Asylsuchende machen auf ihrem Protestmarsch auch in Dachau Halt.

Von Helmut Zeller

Der Protestmarsch der Asylsuchenden führt bei Schwabhausen an Seehofer-Wahlplakaten vorbei.

(Foto: joergensen.com)

Auf ihrem Protestmarsch von Würzburg nach München sind Asylsuchende am Sonntag auch durch den Landkreis Dachau gezogen - unbehelligt von der Polizei. Die zweite Gruppe, die in Bayreuth gestartet war, wurde dagegen in Freising von Polizeikräften eingekesselt. Dabei sollen USK-Beamte einer Pressemitteilung der Organisation "Refugee Struggle for Freedom" zufolge Flüchtlinge geschlagen und getreten haben. Vier Asylbewerber mussten ins Krankenhaus gebracht werden. Entsprechend ängstlich waren die etwa 40 Teilnehmer auf der Dachauer Route, da sie von dem Polizeieinsatz in Freising über Handy informiert waren. "Warum schlagen sie uns?", fragte ein 33-jähriger Flüchtling aus dem Iran. "Wir demonstrieren doch nur friedlich für unser Recht auf ein menschenwürdiges Leben."

Am Samstagabend kam der Protestzug in Odelzhausen an. Die Teilnehmer, Asylsuchende aus dem Iran, Irak, Äthiopien, Algerien und Afghanistan, übernachteten in zwei Zelten auf dem Sportplatz. Um 10.30 Uhr brachen die Demonstranten und ihre Unterstützer auf und marschierten entlang der Staatsstraße über Schwabhausen nach Dachau. Einige berichteten der SZ, dass viele Bürger, vor allem in Augsburg, ihre Forderungen unterstützten. Die Flüchtlinge protestieren vor allem gegen die sogenannte Residenzpflicht, derzufolge sie sich nicht frei bewegen dürfen. Die Residenzpflicht ist einmalig in der Europäischen Union und existiert nur in Deutschland.

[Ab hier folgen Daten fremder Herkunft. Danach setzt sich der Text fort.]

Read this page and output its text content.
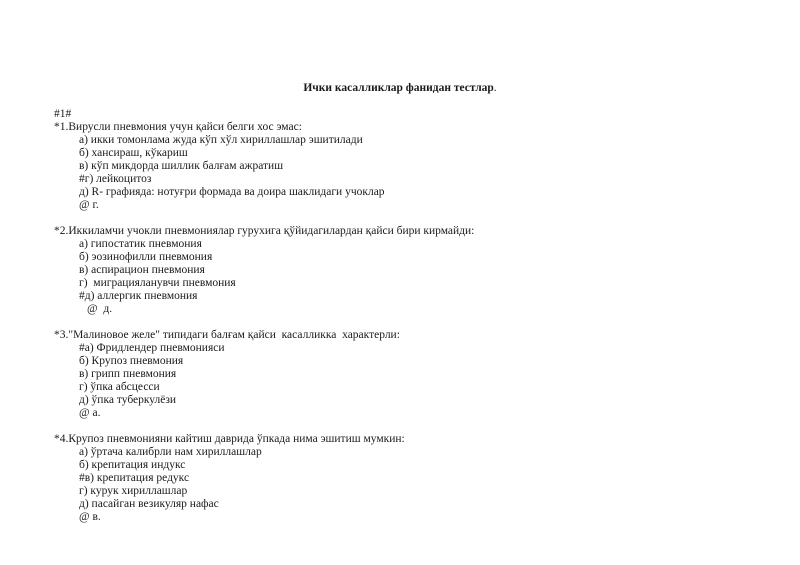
Ички касалликлар фанидан тестлар.
#1#
*1.Вирусли пневмония учун қайси белги хос эмас:
а) икки томонлама жуда кўп хўл хириллашлар эшитилади
б) хансираш, кўкариш
в) кўп микдорда шиллик балғам ажратиш
#г) лейкоцитоз
д) R- графияда: нотуғри формада ва доира шаклидаги учоклар
@ г.
*2.Иккиламчи учокли пневмониялар гурухига қўйидагилардан қайси бири кирмайди:
а) гипостатик пневмония
б) эозинофилли пневмония
в) аспирацион пневмония
г)  миграцияланувчи пневмония
#д) аллергик пневмония
@  д.
*3."Малиновое желе" типидаги балғам қайси  касалликка  характерли:
#а) Фридлендер пневмонияси
б) Крупоз пневмония
в) грипп пневмония
г) ўпка абсцесси
д) ўпка туберкулёзи
@ а.
*4.Крупоз пневмонияни кайтиш даврида ўпкада нима эшитиш мумкин:
а) ўртача калибрли нам хириллашлар
б) крепитация индукс
#в) крепитация редукс
г) курук хириллашлар
д) пасайган везикуляр нафас
@ в.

In allen Bundesländern ist sie bis auf Bayern und Sachsen immerhin auf das ganze Land ausgedehnt. "Aber wir sind doch Menschen und keine Tiere im Käfig", sagte ein afghanischer Flüchtling während des Marsches nach Dachau. Er ist wie viele andere Teilnehmer nur geduldet, das heißt, er kann jederzeit abgeschoben werden - in sein Heimatland, in dem ihm Verfolgung und Tod drohen. "Wir leben immer in der Angst vor der Abschiebung, alle von uns leiden nach einem Jahr an Depressionen", erklärte ein Flüchtling aus Äthiopien. Die Asylsuchenden fordern ein Bleiberecht und Arbeit, sie protestieren gegen die menschenunwürdigen Zustände in den Sammellagern. Wie in Dachau. Gegen 17 Uhr traf die Gruppe in der Stadt ein, später wollten sie das Barackenlager an der Kufsteiner Straße besuchen, in dem 135 Menschen unter katastrophalen Umständen leben müssen. Ministerpräsident Horst Seehofer (CSU) hat der Stadt einen Neubau zugesagt. Aber die massiven Polizeieinsätze sprechen eine andere Sprache. In Dachau wurde der Protestmarsch nicht durch Polizei gestoppt - zumindest nicht bis zum späten Abend.